Tu me fais une dorade grillée, un café, ça sent l'Italie et les oignons frits dans ce monde suspendu à mes lèvres. Tu te souviens quand je pleurais dans la cuisine parce qu'elle m'avait quittée? J'ai pris quelque années, des cernes et perdu en naïveté. Tu crois qu'à force de prendre des coups dans la vie on fini par se protéger? Tu crois que grandir, c'est savoir lever le poing, dire non,et partir? Je fini toujours par pleurer dans une cuisine, puis j'aimerais une maison. Tu ris comme si j'avais fait un souhait stupide mais j'aimerais une maison, un rempart, un creux où je puisse me sentir chez moi. Depuis que j'ai quitté la chambre verte, j'ai perdu les clefs de tous mes greniers toutes mes caves et tous mes entresols. Il reste ce rez-de-chaussé d'accueil un peu impersonnel et ce premier étage branlant qui menace de s'écrouler à chaque coup de vent. Puis tu me dis, cette maison est la tienne, et quand on sera morts, on sera toujours là, partout.

Souvent je pense au jour où vous serez enterrés, et où il ne me restera plus rien sur cette terre qu'un bout de banlieue triste et un pays asséché. Il n'y aura plus personne pour veiller sur moi, plus rien pour qui compter qu'une famille acerbe auquel je n'ai jamais parlé, et des sororités fantômatiques. Souvent je pense au jour où la solitude m'entourera, cobra d'ombres et de silences. Je mettrais des chansons napolitaines, celle où l'enfant dit à sa mère qu'elle est bien la plus belle. Et l'ombre se retirera dans un coin, aveugle pour un moment. Tu seras encore là.

Et puis plus rien ne compte. Je ne sais pas faire la différence entre ce moi qui pleure quelque chose qui devait partir, et ce moi qui espère, se bat et planifie. Je te dis que le monde est un tissu d'injustices et de pourris, mais qu'il faudra bien qu'il me fasse une place quelque part, ce système de merde et d'or. Je te dis que je ne me laisserai pas faire et je prie pour que tu m'encourages parce qu'au-delà des mots au fond je ne sais plus quoi faire. On m'a déjà mangé un bras, puis la bouche, dis moi que je suis encore jeune, dis moi que je n'ai rien perdu, dis moi que j'ai connu assez. Hier dans la nuit je regardais ma paume et la ligne de vie est courte. Tu me dis que tu veux aller à Naples visiter les musées, et aujourd'hui va donc, allons! Mon cœur et toi, la Volkswagen neuve, je nous vois déjà. Nous roulerons vite et parlerons fort, toi tu riras.

Drapés d'inexistence

28 mars 2009 Comments Off

Au détour d'une rue, je t'aperçois. Tu es blanche et sale, étrange de douceur, petit bout de drap vivant. C'est toi, toi nouvelle, nous. Cette conjugaison d'errance et de stupeur.

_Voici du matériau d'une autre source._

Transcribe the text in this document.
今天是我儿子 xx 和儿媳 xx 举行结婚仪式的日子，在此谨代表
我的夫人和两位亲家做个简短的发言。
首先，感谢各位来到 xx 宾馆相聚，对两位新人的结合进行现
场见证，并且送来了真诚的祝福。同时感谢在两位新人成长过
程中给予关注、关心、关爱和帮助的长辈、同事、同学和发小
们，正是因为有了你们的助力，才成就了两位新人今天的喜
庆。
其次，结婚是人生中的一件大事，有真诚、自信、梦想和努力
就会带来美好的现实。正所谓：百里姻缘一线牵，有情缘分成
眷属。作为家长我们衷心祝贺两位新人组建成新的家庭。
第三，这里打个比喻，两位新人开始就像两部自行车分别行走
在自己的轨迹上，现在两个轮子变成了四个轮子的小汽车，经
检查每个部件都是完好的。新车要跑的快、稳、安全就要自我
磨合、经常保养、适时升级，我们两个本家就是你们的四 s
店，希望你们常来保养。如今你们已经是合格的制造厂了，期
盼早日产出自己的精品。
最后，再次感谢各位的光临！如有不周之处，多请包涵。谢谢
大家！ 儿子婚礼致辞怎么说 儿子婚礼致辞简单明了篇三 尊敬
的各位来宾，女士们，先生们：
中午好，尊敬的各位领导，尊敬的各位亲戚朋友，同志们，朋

On ne se regarde plus dans ces reflets de lumière pâle verdâtre, moi et mes autres en dedans. Il n'y a plus de chambre de bois sombre et de lumière éclose au fond de l'horizon, tout est parti dans la Peugeot 309 et même elle, ils vont la vendre. Ma Peugeot gris bleutée luisant rue Francis de Préssensé comme un petit bourgeon rosé. J'entendais ton moteur du sixième étage le dimanche à midi, et tu avais le coffre rempli de fruits, et puis il y a eu le temps où je ne mangeais rien, tu étais toujours là et quelque chose finissait de se fissurer et l'on ne voyait rien. On ne voit jamais l'enfance qui s'en va.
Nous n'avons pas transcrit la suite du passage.